Unlike CableLabs Summer and Winter Conferences, which have been only open to industry members and vendors under NDA, 4Front will be public and open to even the press. The aim is to bring together more than 1,500 senior and c-suite leaders across industries like technology, gaming, healthcare, automotive and security to discuss the future of how we live, learn, work and play. These, not coincidentally, are the themes that have made up the focus of CableLabs' Near Future videos over the past several years. With these videos, CableLabs has been painting a vision with 4Front in mind.
"There will be no show floor, no tech stadium, or vendors manning booths. The vendors, technology researchers (etc.), will be in rooms to have conversations in order to find opportunities to collectively (work together)," said Phil McKinney, CEO, CableLabs. "We can show a nice film, but it's really about finding ways to get over barriers and collaborate."
This year's video focuses on work and the role technology can play in collaboration with a team to help them respond to problems or changes and to be more productive. "The objective is to (show) how to make technology part of the team, rather than a barrier," McKinney said.
How accurate are the predictions in the Near Future films? McKinney said that the 2016 release, which dealt with the category of play, has come to fruition. One of the challenges of high-end gaming is latency. Since the video launched, DOCSIS 3.1 with parameters for full duplex and low latency, has dealt with this issue. Some of the features are being baked into modems, and in some cases modems that are released are software upgradeable. More mature augmented reality (AR) and virtual reality (VR) technologies have come out, and patents have ramped up significantly.
When 4Front convenes June 23-24 next year in Denver, the hope is that by providing a venue for leaders across industries to collaborate, the "Near Future" can happen sooner rather than later. McKinney noted that cable has been recognized for its willingness to collaborate and has been asked by those in healthcare, for example, for assistance in creating organizations similar to CableLabs that could also facilitate working together. He also pointed out, however, that while CableLabs is good at collaboration, it is generally one-on-one, as with Google, Apple or Facebook, for example.

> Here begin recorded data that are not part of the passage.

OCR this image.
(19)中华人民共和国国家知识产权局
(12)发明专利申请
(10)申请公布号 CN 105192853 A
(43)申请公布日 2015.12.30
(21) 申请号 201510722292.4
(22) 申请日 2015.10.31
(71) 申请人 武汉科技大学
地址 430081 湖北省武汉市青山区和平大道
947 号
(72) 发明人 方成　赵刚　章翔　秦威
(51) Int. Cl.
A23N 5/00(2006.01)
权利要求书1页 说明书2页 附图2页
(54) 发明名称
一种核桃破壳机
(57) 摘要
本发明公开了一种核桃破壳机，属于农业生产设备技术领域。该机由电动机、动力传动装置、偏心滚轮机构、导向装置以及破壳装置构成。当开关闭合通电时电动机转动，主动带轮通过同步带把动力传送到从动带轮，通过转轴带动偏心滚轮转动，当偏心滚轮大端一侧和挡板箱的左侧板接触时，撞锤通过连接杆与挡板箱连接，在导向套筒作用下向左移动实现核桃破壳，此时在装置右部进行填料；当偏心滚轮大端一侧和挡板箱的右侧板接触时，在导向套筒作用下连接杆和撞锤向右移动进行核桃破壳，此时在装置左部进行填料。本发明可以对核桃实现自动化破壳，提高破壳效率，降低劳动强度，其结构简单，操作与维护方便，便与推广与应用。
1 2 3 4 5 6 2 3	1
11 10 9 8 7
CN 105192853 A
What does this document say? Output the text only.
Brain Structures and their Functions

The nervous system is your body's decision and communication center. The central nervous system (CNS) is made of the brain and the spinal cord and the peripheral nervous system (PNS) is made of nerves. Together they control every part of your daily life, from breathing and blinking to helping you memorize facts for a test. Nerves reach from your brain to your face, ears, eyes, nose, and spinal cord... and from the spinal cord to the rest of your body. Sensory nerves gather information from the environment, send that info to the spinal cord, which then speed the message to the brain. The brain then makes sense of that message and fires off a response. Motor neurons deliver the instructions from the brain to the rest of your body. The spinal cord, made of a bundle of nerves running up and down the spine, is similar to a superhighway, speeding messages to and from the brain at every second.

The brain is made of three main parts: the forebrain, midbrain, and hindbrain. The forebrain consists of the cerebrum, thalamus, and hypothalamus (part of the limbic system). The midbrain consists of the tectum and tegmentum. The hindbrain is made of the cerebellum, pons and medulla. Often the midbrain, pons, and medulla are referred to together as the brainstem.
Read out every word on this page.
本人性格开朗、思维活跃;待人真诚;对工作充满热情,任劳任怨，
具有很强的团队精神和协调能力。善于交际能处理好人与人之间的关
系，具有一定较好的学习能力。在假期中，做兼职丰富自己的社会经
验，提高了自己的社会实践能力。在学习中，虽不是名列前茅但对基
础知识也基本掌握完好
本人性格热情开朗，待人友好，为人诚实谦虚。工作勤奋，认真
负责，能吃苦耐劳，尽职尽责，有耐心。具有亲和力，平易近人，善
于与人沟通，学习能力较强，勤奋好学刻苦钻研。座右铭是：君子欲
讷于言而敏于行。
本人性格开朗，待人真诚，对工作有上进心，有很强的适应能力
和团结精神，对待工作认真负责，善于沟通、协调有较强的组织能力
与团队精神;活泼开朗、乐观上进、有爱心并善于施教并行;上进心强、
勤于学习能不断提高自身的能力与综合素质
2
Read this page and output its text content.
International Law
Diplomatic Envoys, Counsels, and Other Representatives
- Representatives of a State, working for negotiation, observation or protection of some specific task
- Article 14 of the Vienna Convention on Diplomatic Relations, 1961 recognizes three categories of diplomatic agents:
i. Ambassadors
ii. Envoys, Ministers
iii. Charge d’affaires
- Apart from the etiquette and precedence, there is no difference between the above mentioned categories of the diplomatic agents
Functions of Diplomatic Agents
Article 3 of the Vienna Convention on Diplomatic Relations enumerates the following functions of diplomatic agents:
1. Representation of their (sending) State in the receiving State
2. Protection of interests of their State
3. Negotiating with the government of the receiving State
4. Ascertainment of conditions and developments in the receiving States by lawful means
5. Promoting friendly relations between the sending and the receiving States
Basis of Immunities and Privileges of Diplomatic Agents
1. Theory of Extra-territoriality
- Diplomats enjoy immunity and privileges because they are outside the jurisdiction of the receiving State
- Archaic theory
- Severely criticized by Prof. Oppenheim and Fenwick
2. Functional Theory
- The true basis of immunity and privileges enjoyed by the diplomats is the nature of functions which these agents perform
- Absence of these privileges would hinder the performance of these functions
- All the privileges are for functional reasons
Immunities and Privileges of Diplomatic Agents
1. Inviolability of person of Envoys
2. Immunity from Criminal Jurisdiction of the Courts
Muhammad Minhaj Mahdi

"I spent two hours with movie studios talking about what they are doing and the future content they are experimenting with. It needs enormous bandwidth," McKinney said.
4Front is about getting the right people into the room to talk about tech issues, policy issues, regulatory issues. "(It will not be) us having these one-offs. 'Have you talked with so-and-so with Intel? Let me introduce you.' We have been doing these one-on-one stitches. (Now) we will host a party and see where this goes. The response has been very strong," McKinney said.
The idea is that 4Front won't be just a "one and done" event, either. "How do we keep the conversation going? Not just one year at the conference, but have activities that get spun out of it. It doesn't even have to be cable-related. It's more about us providing … thought leadership and then getting the right nucleus of people," McKinney said.